Il a estimé également que cette extension devait s'effectuer sous conditions d'un contrôle renforcé et d'une harmonisation des pratiques par la délégation interministérielle à la ville, et considéré qu'une meilleure identification et une valorisation de la fonction de délégué permettraient de susciter de nouvelles candidatures.
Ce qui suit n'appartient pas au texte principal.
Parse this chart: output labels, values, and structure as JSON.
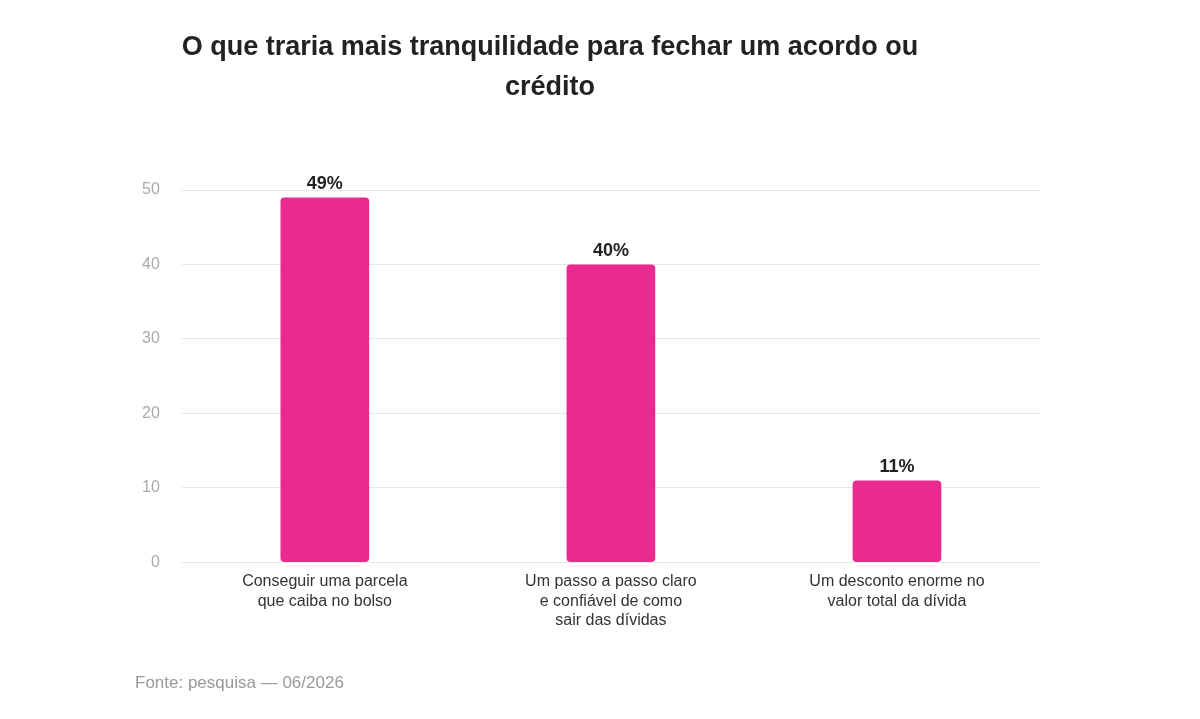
{
  "chart_data": {
    "type": "bar",
    "title": "O que traria mais tranquilidade para fechar um acordo ou crédito",
    "categories": [
      "Conseguir uma parcela que caiba no bolso",
      "Um passo a passo claro e confiável de como sair das dívidas",
      "Um desconto enorme no valor total da dívida"
    ],
    "values": [
      49,
      40,
      11
    ],
    "value_labels": [
      "49%",
      "40%",
      "11%"
    ],
    "color": "#eb2a8f",
    "ylim": [
      0,
      50
    ],
    "yticks": [
      0,
      10,
      20,
      30,
      40,
      50
    ],
    "grid": "y",
    "legend": false,
    "annotations": [
      "Fonte: pesquisa — 06/2026"
    ]
  }
}
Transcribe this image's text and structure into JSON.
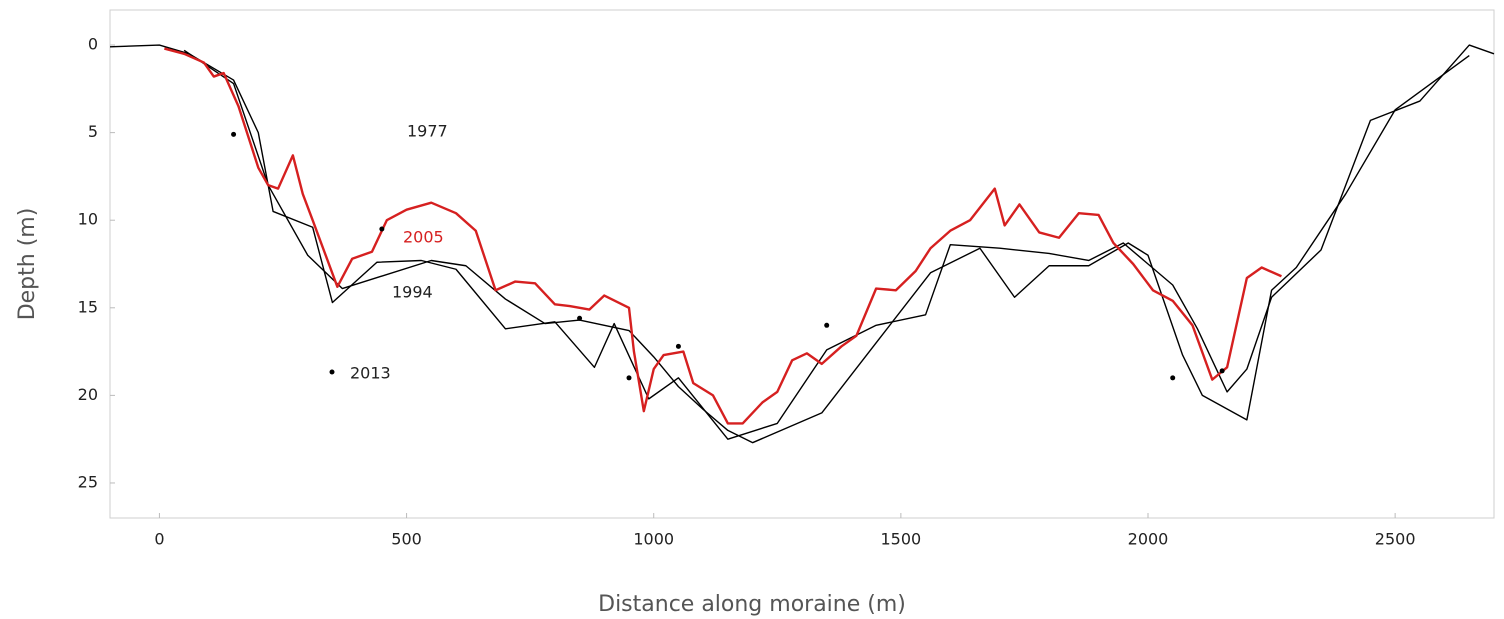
{
  "chart_data": {
    "type": "line",
    "xlabel": "Distance along moraine (m)",
    "ylabel": "Depth (m)",
    "xlim": [
      -100,
      2700
    ],
    "ylim": [
      -2,
      27
    ],
    "y_reversed": true,
    "xticks": [
      0,
      500,
      1000,
      1500,
      2000,
      2500
    ],
    "yticks": [
      0,
      5,
      10,
      15,
      20,
      25
    ],
    "grid": false,
    "series": [
      {
        "name": "1977",
        "color": "#000000",
        "style": "line",
        "x": [
          -100,
          0,
          60,
          150,
          200,
          230,
          310,
          350,
          440,
          530,
          600,
          700,
          800,
          880,
          920,
          990,
          1050,
          1150,
          1250,
          1350,
          1450,
          1550,
          1600,
          1700,
          1800,
          1880,
          1950,
          2050,
          2100,
          2160,
          2200,
          2250,
          2350,
          2450,
          2550,
          2650,
          2700
        ],
        "values": [
          0.1,
          0,
          0.5,
          2,
          5,
          9.5,
          10.4,
          14.7,
          12.4,
          12.3,
          12.8,
          16.2,
          15.8,
          18.4,
          15.9,
          20.2,
          19,
          22.5,
          21.6,
          17.4,
          16,
          15.4,
          11.4,
          11.6,
          11.9,
          12.3,
          11.3,
          13.7,
          16.2,
          19.8,
          18.5,
          14.4,
          11.7,
          4.3,
          3.2,
          0,
          0.5
        ]
      },
      {
        "name": "1994",
        "color": "#000000",
        "style": "line",
        "x": [
          50,
          150,
          220,
          300,
          370,
          550,
          620,
          700,
          780,
          850,
          950,
          1000,
          1050,
          1100,
          1150,
          1200,
          1340,
          1450,
          1560,
          1660,
          1730,
          1800,
          1880,
          1960,
          2000,
          2070,
          2110,
          2200,
          2250,
          2300,
          2400,
          2500,
          2650
        ],
        "values": [
          0.3,
          2.2,
          8,
          12,
          13.9,
          12.3,
          12.6,
          14.5,
          15.9,
          15.7,
          16.3,
          17.8,
          19.5,
          20.8,
          22,
          22.7,
          21,
          17,
          13,
          11.6,
          14.4,
          12.6,
          12.6,
          11.3,
          12,
          17.7,
          20,
          21.4,
          14,
          12.7,
          8.5,
          3.7,
          0.6
        ]
      },
      {
        "name": "2005",
        "color": "#d62020",
        "style": "line",
        "x": [
          10,
          50,
          90,
          110,
          130,
          160,
          200,
          220,
          240,
          270,
          290,
          310,
          360,
          390,
          430,
          460,
          500,
          550,
          600,
          640,
          680,
          720,
          760,
          800,
          830,
          870,
          900,
          950,
          960,
          980,
          1000,
          1020,
          1060,
          1080,
          1120,
          1150,
          1180,
          1220,
          1250,
          1280,
          1310,
          1340,
          1380,
          1410,
          1450,
          1490,
          1530,
          1560,
          1600,
          1640,
          1690,
          1710,
          1740,
          1780,
          1820,
          1860,
          1900,
          1930,
          1970,
          2010,
          2050,
          2090,
          2130,
          2160,
          2200,
          2230,
          2270
        ],
        "values": [
          0.2,
          0.5,
          1,
          1.8,
          1.6,
          3.5,
          7,
          8,
          8.2,
          6.3,
          8.5,
          10,
          13.8,
          12.2,
          11.8,
          10,
          9.4,
          9,
          9.6,
          10.6,
          14,
          13.5,
          13.6,
          14.8,
          14.9,
          15.1,
          14.3,
          15,
          17.5,
          20.9,
          18.5,
          17.7,
          17.5,
          19.3,
          20,
          21.6,
          21.6,
          20.4,
          19.8,
          18,
          17.6,
          18.2,
          17.2,
          16.6,
          13.9,
          14,
          12.9,
          11.6,
          10.6,
          10,
          8.2,
          10.3,
          9.1,
          10.7,
          11,
          9.6,
          9.7,
          11.3,
          12.5,
          14,
          14.6,
          16,
          19.1,
          18.4,
          13.3,
          12.7,
          13.2
        ]
      },
      {
        "name": "2013",
        "color": "#000000",
        "style": "points",
        "x": [
          150,
          450,
          850,
          950,
          1050,
          1350,
          2050,
          2150
        ],
        "values": [
          5.1,
          10.5,
          15.6,
          19,
          17.2,
          16,
          19,
          18.6
        ]
      }
    ]
  }
}
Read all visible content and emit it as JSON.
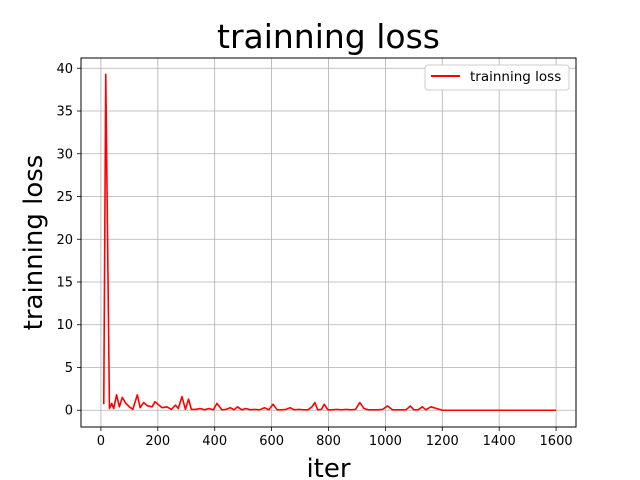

Au terme de son contrôle, et afin qu'il soit pleinement opérationnel, il a fait état d'un certain nombre de ses préconisations, parmi lesquelles il a cité :

- la diffusion par la délégation interministérielle à la ville d'un « Guide du délégué de l'Etat » afin d'harmoniser le fonctionnement des équipes de délégués de l'Etat, notamment sur les réunions régulières des délégués ou les lettres de mission qui leur sont données ;

- l'association systématique des délégués aux instances locales en lien avec la politique de la ville, comme les réunions de programmation, ou les conseils locaux de sécurité et de prévention de la délinquance (CLSPD) ;

- les rencontres ou échanges interdépartementaux de délégués de l'Etat, afin de mettre en commun les bonnes pratiques des différents départements ;

- la présentation systématique des délégués, par les préfets, auprès des élus locaux et des équipes opérationnelles de projets ;

- la valorisation des fonctions exercées comme délégué de l'Etat dans le déroulement des carrières ;

- la garantie apportée à chaque délégué de bénéficier d'une formation à la politique de la ville ;

- l'ouverture plus large du recrutement des délégués auprès notamment des caisses d'allocations familiales (CAF) et des chambres de commerce et de métiers.

En conclusion, il a exprimé sa conviction que les délégués de l'Etat pouvaient être un instrument efficace d'une meilleure performance de l'intervention de l'Etat.

Un large débat s'est alors instauré.